Time to travel green

The carbon footprint of tourism is about four times larger than previously thought, according to a world-first study published recently in Nature Climate Change. Researchers from the University of Sydney, University of Queensland and National Cheng Kung University – including ourselves – worked together to assess the entire supply chain of tourism. This includes transportation, accommodation, food and beverages, souvenirs, clothing, cosmetics and other goods. Put together, global tourism produces about 8% of global greenhouse gas emissions, much more than previous estimates.

We hope that this article which is inspired by the research work conducted by Dr Arunima Malik, Lecturer in Sustainability, University of Sydney and Dr Ya-Yen Sun, Senior Lecturer, The University of Queensland  provides a starting point for conversations between the public, companies and policymakers about sustainable tourism. Ultimately real change will come from implementing regulations and incentives together to encourage low-carbon operations. At a personal level, though, it’s worth looking at the carbon-cost of your flights, choosing to offset your emissions where possible and supporting tourism companies that aim to operate sustainably.

Adding it all up

Tourism is a trillion-dollar industry, and is growing faster than international trade. To determine the true emissions produced by tourism, we scanned over a billion supply chains of a range of commodities consumed by tourists. By combining a detailed international trade database with accounts tracking what goods and services tourists bought, we identified carbon flows between 160 countries from 2009 to 2017.

Our results show that tourism-related emissions increased by around 15% over that period, from 3.9 gigatonnes (Gt) of carbon-dioxide equivalent (CO₂-e) to 4.5Gt. This rise primarily came from tourist spending on transport, shopping and food.

We estimate that our growing appetite for travel and a business-as-usual scenario would increase carbon emissions from global tourism to about 6.5Gt by 2025. This increase is largely driven by rising incomes, making tourism highly income-elastic and carbon-intensive.

Whose responsibility is it?

In the study, we compared two perspectives for allocating responsibility for these emissions: residence-based accounting and destination-based accounting. The former perspective allocates emissions to the country of residence of tourists, the latter to the country of destination. Put simply, are tourism-related carbon emissions the responsibility of travellers or tourist destinations?

If responsibility lies with the travellers, then we should identify the countries that send the most tourists out into the world, and find ways to reduce the carbon footprint of their travel.
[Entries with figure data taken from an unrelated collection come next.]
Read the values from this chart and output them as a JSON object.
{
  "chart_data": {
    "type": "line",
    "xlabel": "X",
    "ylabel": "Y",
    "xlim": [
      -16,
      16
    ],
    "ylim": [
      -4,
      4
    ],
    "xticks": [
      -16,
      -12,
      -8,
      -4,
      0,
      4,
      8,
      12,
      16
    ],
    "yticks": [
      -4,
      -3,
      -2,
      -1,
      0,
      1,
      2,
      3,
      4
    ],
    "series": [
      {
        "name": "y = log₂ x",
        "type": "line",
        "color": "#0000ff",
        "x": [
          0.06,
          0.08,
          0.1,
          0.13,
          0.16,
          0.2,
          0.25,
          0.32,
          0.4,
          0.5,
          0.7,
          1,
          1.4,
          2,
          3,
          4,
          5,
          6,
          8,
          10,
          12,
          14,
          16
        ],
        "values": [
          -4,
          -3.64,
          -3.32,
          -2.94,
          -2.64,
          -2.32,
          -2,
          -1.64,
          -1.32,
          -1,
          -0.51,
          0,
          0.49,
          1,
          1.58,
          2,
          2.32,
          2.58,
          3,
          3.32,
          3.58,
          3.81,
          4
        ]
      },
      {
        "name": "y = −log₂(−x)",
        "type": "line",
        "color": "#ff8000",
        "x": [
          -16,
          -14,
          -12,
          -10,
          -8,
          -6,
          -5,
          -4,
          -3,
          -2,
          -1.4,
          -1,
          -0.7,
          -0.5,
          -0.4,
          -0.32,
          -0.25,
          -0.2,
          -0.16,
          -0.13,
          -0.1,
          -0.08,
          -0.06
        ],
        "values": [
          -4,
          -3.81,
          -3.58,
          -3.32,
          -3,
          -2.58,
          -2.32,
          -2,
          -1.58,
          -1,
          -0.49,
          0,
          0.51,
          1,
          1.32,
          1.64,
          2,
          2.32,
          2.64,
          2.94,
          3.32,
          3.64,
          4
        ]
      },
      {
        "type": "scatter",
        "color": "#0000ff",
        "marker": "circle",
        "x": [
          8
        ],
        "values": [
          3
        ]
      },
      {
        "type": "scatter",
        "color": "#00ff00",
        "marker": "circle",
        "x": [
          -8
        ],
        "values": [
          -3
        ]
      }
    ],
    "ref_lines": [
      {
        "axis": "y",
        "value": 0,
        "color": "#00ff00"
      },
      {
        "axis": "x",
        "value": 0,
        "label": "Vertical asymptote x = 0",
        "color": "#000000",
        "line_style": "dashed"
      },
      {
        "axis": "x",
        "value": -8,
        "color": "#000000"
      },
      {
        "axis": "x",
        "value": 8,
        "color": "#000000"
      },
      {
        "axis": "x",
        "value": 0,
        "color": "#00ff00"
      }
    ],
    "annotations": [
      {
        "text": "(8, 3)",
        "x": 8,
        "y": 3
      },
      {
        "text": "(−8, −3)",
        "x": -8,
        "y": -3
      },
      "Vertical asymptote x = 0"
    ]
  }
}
On the other hand, destination-based accounting can offer insights into tourism spots (like popular islands) that would benefit most from technology improvements and regulations for reducing the carbon footprint of tourism. Tracking emissions under destination-based accounting over a specific period could help researchers and policymakers to answer questions about the success of incentive schemes and regulations, and to assess the speed of decarbonisation of tourism-related sectors.
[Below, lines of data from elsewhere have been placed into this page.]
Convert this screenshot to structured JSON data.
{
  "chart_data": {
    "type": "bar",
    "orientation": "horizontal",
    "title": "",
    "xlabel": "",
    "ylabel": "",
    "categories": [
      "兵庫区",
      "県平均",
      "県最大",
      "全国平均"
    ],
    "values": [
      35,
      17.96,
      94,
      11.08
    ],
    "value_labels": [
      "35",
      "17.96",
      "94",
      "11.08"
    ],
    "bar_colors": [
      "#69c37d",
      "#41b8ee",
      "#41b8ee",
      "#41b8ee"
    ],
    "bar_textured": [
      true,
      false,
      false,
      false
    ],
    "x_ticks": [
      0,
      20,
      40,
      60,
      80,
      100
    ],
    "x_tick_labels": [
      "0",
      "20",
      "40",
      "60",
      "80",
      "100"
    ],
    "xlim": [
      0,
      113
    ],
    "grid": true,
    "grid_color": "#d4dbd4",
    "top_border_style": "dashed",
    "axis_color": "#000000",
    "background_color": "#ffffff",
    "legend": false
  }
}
So how do countries rank under the two accounting perspectives? The United States is responsible for the majority of tourism-related emissions under both perspectives – many people travel both from and to the US – followed by China, Germany and India. But on a per-capita basis, the situation looks rather different. Small island destinations have the highest per-capita destination-based footprints. Maldives tops the list – 95% of the island’s tourism-related emissions come from international visitors. Tourists are responsible for 30%-80% of the national emissions of island economies. These findings bring up the question of the impact of tourism on small island states.

Islands as tourist destinations

Small islands depend on income from tourists. At the same time, these very tourists threaten the native biodiversity of the islands. Small island states typically do not have the capacity to embrace technology improvements due to their small economies of scale and isolated locations.

Can we lend a helping hand? Directing financial and technical support to these islands could potentially help with efforts to decarbonise their infrastructure. This support would be a reflection of the share of consumer responsibility, especially from developed nations that are “net travellers”. Maldives, Mauritius and other small islands are actively exploring ways of building their renewable energy capacity to reduce the carbon intensity of local hotels, transport and recreational spots, thus creating awareness at multiple levels.